Sekarang kita berpindah ke
point satu dari tulisan Kang Autumnfairy, Manusia Lain di Planet Lain :
===================================
“Apakah Tuhan memang
menciptakan Adam sebagai manusia pertama di Bumi? Mungkin. Tapi, kalian semua
pasti tahu, Planet Bumi hanyalah segelintir butiran pasir pada tepi pantai yang
luar biasa luas. Sistem Matahari (Tata Surya) kita pun, bukanlah apa-apa
dibandingkan dengan bintang-bintang lainnya. Bahkan, Galaksi Bima Sakti (Milky
Way) pun bukanlah merupakan galaksi yang terbesar. Sangatlah mungkin jika
terdapat berjuta-juta planet lain yang sangat mirip dengan Bumi, dan (tentu
saja) memiliki spesies Manusia yang lebih tua, diciptakan jauh sebelum masa
(nabi) Adam di Bumi.”
===================================
Saya sendiri tidak tahu
apakah memang ada manusia lain di planet selain bumi ataukah tidak.
Mengembalikan permasalahan ini kepada Al-Qur’an dan Hadits tentunya merupakan
jalan terbaik. Ada beberapa hadits yang sering digunakan sebagai dalil mengenai
“penghuni langit”. Diantaranya sebagaimana yang dibawakan oleh Bellato Union
dalam tulisannya yang berjudul “Bukti Arkeologis, Keberadaan Penghuni Langit DiBumi?”. Namun, tulisan tersebut tidak begitu jelas dalam menerangkan siapakah
“penghuni langit” yang dimaksudkan, apakah manusia ataukah makhluk lain?!.
Dalam kesempatan ini, saya akan sedikit membagi pemikiran saya yang berhubungan
dengan point ke-1 dari tulisan Kang Autumnfairy dan Kang Bellato
Union.
Karena point ke-1 dari
tulisan Kang Autumnfairy hanya menggunakan asas praduga maka saya akan
memulainya dari tulisan Kang Bellato Union. Dalam tulisannya, Kang Bellato
Union membawakan dalil,
======================================
“Sesungguhnya Allah dan para
Malaikat-Nya, serta para penghuni langit dan bumi, bahkan semut yang ada di
dalam lubangnya dan juga ikan, akan mendo’akan orang yang mengajarkan kebaikan
kepada ummat manusia”. (At-Tirmidzi, Kitab “al-’Ilm”, Bab “Maa Jaa- a fii
Fadhlil Fiqhi ‘alal ‘Ibaadah” (V/50, no. 2685).
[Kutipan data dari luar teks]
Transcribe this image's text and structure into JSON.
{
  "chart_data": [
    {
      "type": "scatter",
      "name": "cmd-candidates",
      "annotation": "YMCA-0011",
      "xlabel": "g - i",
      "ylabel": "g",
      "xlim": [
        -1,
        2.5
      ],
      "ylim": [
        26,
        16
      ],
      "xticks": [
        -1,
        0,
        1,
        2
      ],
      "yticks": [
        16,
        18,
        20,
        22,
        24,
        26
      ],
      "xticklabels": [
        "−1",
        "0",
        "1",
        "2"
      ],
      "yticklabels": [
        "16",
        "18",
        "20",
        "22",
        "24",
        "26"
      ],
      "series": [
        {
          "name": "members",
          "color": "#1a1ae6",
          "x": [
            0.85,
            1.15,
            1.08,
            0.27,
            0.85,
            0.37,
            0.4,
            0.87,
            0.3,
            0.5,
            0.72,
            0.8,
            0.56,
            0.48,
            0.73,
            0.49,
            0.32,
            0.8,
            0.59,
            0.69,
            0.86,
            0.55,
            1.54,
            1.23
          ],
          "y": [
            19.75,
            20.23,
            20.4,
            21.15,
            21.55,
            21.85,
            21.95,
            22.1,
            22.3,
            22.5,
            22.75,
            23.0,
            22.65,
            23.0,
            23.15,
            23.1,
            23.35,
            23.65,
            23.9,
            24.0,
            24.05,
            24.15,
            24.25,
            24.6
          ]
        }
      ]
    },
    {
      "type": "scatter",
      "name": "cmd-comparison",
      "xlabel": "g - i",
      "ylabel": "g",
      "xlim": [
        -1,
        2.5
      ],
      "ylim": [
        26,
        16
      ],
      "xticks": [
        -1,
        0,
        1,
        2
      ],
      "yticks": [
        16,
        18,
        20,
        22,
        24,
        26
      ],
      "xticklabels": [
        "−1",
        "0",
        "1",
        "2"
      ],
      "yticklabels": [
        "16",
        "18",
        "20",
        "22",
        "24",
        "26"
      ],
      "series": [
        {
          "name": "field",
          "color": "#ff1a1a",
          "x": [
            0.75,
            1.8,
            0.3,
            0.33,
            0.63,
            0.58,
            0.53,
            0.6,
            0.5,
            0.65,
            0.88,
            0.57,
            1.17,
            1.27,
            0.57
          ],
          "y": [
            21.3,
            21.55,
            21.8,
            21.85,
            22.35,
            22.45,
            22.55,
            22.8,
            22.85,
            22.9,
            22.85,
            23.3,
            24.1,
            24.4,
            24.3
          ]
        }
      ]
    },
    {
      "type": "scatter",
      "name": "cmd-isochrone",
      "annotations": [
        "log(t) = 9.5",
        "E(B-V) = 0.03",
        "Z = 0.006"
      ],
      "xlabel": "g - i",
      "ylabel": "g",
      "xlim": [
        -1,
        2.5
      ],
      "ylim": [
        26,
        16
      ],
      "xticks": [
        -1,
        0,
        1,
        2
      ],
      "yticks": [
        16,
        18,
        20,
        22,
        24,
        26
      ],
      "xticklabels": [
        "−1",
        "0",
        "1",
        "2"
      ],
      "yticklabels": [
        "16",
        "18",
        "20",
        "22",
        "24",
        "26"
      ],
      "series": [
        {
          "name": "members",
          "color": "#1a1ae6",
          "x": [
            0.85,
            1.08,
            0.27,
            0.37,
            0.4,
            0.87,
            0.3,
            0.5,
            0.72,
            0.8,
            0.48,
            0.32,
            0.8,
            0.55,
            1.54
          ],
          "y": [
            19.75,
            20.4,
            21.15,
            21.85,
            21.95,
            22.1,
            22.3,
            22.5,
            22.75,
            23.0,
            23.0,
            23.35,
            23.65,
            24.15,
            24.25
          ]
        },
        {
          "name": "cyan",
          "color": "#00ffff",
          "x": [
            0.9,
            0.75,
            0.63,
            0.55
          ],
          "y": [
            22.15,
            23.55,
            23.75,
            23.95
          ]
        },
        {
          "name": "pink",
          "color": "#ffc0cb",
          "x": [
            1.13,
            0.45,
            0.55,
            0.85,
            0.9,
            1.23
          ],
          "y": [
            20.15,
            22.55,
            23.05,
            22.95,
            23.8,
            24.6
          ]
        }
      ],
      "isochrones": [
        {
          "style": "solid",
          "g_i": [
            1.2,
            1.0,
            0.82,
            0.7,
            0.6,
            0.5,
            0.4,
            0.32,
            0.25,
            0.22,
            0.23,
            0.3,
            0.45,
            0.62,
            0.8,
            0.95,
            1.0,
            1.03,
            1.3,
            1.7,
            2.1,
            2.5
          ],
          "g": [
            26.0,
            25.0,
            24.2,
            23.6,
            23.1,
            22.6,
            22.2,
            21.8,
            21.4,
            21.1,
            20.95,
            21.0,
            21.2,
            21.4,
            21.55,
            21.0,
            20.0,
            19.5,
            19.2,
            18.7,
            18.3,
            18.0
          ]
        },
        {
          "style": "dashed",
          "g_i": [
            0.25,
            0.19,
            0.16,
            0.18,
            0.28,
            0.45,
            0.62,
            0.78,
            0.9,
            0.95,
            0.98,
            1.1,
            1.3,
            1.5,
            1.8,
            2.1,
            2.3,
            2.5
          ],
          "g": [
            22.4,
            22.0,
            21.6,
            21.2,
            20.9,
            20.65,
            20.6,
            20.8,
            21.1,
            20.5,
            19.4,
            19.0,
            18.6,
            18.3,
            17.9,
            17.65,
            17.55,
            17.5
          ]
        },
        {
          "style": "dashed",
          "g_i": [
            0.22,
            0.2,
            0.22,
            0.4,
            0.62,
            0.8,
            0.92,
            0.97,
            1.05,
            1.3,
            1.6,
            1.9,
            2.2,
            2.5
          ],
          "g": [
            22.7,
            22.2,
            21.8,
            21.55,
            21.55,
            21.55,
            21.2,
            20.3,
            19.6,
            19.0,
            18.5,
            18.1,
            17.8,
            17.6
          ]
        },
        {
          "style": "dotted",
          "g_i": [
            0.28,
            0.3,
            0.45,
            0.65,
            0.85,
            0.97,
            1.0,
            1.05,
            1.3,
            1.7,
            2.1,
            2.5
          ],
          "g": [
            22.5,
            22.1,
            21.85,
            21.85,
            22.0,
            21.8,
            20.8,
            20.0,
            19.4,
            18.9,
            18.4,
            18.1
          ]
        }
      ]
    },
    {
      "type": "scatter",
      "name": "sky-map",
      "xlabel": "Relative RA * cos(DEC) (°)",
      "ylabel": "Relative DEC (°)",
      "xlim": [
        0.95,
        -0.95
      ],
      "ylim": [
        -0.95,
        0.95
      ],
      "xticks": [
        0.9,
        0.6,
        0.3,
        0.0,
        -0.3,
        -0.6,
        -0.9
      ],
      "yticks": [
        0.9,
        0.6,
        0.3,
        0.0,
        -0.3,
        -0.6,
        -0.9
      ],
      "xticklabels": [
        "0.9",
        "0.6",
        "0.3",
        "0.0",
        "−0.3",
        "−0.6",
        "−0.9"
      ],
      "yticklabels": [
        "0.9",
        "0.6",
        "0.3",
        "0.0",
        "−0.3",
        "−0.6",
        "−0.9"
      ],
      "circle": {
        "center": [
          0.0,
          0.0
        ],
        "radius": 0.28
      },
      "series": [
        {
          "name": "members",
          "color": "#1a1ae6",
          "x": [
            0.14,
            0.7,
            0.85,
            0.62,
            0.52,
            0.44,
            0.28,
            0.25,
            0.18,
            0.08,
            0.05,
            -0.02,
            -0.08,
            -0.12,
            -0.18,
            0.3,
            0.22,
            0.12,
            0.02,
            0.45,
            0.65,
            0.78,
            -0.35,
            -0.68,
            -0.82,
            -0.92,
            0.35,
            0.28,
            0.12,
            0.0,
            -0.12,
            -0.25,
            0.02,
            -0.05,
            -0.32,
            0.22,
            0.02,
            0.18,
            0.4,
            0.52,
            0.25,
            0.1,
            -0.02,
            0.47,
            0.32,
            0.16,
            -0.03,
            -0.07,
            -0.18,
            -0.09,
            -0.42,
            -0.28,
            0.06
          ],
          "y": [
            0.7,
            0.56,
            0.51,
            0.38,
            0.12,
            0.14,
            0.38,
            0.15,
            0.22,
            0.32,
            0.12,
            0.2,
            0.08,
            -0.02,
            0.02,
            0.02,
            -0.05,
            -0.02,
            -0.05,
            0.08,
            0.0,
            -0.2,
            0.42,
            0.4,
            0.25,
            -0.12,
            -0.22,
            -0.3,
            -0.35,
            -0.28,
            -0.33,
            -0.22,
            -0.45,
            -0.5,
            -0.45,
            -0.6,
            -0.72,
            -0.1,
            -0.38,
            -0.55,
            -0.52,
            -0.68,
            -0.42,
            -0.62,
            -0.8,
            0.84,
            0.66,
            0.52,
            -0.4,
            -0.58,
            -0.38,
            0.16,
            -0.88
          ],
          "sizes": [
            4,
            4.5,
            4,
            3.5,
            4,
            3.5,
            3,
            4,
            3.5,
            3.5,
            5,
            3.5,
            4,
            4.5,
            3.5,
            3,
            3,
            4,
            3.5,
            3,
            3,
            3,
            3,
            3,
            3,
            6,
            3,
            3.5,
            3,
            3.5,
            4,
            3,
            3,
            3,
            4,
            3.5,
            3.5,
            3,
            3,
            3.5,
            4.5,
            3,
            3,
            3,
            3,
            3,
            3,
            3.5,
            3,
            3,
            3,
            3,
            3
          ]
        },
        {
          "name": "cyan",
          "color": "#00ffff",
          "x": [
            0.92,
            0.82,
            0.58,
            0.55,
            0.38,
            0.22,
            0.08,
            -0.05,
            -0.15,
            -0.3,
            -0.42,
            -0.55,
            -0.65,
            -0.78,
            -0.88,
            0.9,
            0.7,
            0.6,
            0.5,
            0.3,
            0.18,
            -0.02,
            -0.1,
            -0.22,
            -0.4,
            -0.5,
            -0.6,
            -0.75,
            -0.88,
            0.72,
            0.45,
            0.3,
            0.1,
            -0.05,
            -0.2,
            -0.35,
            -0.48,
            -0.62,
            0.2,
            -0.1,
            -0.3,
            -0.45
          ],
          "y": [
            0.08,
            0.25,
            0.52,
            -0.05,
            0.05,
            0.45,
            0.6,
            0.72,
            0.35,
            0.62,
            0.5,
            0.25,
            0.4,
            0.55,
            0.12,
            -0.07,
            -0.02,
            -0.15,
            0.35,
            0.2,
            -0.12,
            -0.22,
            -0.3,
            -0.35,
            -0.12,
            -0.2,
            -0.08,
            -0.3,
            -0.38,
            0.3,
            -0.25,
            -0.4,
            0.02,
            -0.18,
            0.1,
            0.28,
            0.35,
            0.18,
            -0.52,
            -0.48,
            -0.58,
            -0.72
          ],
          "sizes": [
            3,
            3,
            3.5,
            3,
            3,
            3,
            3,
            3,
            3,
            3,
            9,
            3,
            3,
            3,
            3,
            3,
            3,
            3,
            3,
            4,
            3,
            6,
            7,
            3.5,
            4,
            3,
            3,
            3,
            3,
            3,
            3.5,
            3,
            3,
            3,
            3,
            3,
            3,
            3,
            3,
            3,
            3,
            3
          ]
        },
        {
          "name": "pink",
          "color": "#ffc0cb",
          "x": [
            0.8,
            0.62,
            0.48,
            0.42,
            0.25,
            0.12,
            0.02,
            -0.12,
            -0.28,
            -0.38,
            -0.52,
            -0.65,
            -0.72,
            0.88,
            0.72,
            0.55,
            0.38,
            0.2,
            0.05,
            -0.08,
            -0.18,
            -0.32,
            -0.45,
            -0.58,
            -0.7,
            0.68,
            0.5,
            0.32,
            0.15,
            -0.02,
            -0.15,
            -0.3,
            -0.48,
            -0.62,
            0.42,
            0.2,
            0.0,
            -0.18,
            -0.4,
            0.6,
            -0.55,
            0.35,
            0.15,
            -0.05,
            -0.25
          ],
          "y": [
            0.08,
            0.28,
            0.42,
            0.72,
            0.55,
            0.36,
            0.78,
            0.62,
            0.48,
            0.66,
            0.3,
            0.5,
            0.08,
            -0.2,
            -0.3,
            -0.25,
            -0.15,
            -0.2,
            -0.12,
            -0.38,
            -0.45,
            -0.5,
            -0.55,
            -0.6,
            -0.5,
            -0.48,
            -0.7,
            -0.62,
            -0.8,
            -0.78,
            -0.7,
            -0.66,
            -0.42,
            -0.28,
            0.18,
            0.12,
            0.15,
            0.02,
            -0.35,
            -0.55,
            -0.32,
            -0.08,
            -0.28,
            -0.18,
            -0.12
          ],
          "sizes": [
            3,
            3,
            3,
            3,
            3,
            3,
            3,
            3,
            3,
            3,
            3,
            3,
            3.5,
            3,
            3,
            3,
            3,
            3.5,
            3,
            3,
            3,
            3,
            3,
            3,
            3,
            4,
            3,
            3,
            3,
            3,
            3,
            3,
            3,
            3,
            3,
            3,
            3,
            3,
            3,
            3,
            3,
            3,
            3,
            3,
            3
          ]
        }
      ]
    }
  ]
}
Dishahihkan oleh al-Albani
dalam kitab Shahiih Sunanut Tirmidzi (II/343). Lihat pula kitab Misykaatul
Mashaahiih dengan tahqiq al-Albani (I/74, no. 213).
Note : Pada Hadis di atas,
Rasulullah membedakan antara Malaikat dengan Penghuni Langit.
===================================
Saya berusaha mengecek
kredibilitas hadits tersebut dari berbagai tulisan. Dan saya dapatkan bahwa
hadits tersebut berderajat dho’if dari sisi sanad akan tetapi
karena memiliki penguat dari hadits-hadits lainnya yang berderajat shohih
maka hadits di atas pun terangkat derajatnya menjadi hasan shohih,
begitulah penuturan Imam At-Tirmidzi dan Syaikh Al-Albani –Rohimahumalloh-.
Di bawah hadits tersebut
terdapat catatan bahwa di sana terjadi dua penyebutan, yaitu para Malaikat dan
Penghuni Langit sehingga hal ini memungkinkan perbedaan antara Malaikat dan
penghuni langit. Secara zhohir, hadits di atas memberitahukan bahwa penghuni
langit adalah makhluk selain para Malaikat. Apakah memang benar seperti itu?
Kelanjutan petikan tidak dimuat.